A new test created by a team from the University of Strathclyde takes just two and a half minutes to accurately diagnose sepsis, meaning it could help save up to 14,000 lives a year.
The test works by looking for a protein called interleukin-6 (IL-6) in the blood, levels of which rise in most, although not all, cases of sepsis.
It is not yet permitted for routine use in NHS hospitals, but researchers claim that in the long run the new technology could save thousands of lives by offering results in a fraction of the time of currently used methods.

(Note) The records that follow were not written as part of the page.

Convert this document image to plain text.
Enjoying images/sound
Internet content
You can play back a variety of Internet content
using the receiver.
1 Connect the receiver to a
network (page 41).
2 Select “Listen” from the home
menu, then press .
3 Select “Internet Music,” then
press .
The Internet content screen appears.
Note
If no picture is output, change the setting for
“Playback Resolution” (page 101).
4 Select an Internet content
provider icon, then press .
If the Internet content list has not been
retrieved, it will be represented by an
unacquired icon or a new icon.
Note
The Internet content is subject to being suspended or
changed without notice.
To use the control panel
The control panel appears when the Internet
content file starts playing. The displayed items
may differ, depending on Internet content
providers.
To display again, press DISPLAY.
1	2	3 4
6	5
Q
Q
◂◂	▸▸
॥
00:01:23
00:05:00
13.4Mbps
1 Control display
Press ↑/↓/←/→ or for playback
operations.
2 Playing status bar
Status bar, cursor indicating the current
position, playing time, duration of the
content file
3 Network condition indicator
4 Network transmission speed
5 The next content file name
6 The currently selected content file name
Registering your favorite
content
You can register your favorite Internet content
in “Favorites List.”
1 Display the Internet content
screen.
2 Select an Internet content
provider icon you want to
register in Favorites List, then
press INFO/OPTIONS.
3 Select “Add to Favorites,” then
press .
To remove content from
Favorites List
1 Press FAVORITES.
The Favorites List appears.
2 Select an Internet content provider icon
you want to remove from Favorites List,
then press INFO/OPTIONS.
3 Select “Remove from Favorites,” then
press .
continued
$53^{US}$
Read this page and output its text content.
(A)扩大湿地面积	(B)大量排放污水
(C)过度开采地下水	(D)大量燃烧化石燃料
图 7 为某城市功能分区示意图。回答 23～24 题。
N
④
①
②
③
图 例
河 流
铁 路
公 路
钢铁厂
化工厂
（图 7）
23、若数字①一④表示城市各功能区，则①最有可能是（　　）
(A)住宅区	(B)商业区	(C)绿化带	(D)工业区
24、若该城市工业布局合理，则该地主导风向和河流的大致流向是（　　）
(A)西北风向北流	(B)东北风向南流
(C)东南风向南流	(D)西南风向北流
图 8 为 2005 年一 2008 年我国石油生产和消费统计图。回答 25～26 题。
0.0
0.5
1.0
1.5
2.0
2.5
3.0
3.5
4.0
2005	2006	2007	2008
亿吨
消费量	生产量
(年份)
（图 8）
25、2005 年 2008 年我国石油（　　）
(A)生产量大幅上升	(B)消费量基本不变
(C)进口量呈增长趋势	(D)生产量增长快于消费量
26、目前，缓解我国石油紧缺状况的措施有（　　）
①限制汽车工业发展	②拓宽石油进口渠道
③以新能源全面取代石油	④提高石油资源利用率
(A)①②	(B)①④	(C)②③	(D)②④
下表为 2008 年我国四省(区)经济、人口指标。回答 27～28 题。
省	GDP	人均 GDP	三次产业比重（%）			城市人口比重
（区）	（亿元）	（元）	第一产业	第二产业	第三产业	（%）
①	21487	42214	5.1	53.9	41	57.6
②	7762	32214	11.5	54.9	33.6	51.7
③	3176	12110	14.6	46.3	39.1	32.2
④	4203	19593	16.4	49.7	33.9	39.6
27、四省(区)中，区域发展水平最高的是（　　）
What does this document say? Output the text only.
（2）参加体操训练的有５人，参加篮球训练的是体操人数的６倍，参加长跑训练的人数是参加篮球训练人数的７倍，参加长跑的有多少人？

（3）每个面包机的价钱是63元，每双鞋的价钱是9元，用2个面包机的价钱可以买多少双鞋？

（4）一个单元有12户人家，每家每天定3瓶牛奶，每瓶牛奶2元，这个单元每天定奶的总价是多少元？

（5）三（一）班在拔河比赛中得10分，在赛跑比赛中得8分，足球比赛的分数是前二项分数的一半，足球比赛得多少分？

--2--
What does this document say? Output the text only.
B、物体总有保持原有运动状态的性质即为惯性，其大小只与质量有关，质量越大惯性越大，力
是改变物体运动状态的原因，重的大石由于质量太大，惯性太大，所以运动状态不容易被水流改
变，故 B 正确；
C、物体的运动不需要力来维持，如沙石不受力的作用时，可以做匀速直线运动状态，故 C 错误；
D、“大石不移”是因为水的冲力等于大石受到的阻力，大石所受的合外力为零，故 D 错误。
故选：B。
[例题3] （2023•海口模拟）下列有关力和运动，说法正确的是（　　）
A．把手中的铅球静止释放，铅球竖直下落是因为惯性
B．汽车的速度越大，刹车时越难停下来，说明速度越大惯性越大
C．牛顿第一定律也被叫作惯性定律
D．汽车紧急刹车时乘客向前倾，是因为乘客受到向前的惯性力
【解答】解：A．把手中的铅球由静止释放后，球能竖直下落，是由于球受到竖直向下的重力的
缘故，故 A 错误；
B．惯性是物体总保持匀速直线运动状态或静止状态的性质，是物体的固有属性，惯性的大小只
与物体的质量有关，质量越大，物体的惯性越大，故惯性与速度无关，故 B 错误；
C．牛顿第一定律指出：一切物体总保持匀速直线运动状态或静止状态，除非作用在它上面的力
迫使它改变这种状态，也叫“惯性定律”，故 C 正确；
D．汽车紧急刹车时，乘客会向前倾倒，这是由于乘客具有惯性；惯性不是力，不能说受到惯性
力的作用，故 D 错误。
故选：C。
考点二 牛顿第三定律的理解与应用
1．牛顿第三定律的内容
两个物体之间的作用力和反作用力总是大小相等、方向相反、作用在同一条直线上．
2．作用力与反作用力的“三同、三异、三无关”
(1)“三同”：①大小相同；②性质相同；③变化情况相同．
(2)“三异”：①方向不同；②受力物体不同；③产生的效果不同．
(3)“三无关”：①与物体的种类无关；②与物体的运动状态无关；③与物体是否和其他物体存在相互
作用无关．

Diagnosing sepsis currently can be a complex process, but fortunately developers hope the low-cost test could come into everyday use in as little as three to five years.
A current blood test that aims to determine the best antibiotic to treat the infection can take up to as long as 72 hours, losing valuable time.
It is estimated that 52,000 people in the UK die every year from sepsis, which is a serious complication of an infection in which the body's immune system starts to attack the body's own organs and can be fatal.
Inventor Dr Damion Corrigan, from the department of biomedical engineering at Strathclyde, told the media: “With sepsis, the timing is key. For every hour that you delay antibiotic treatment, the likelihood of death increases. At the moment, the 72-hour blood test is a very labour-intensive process but the type of test we envisage could be at the bedside and involve doctors or nurses being able to monitor levels of sepsis biomarkers for themselves.”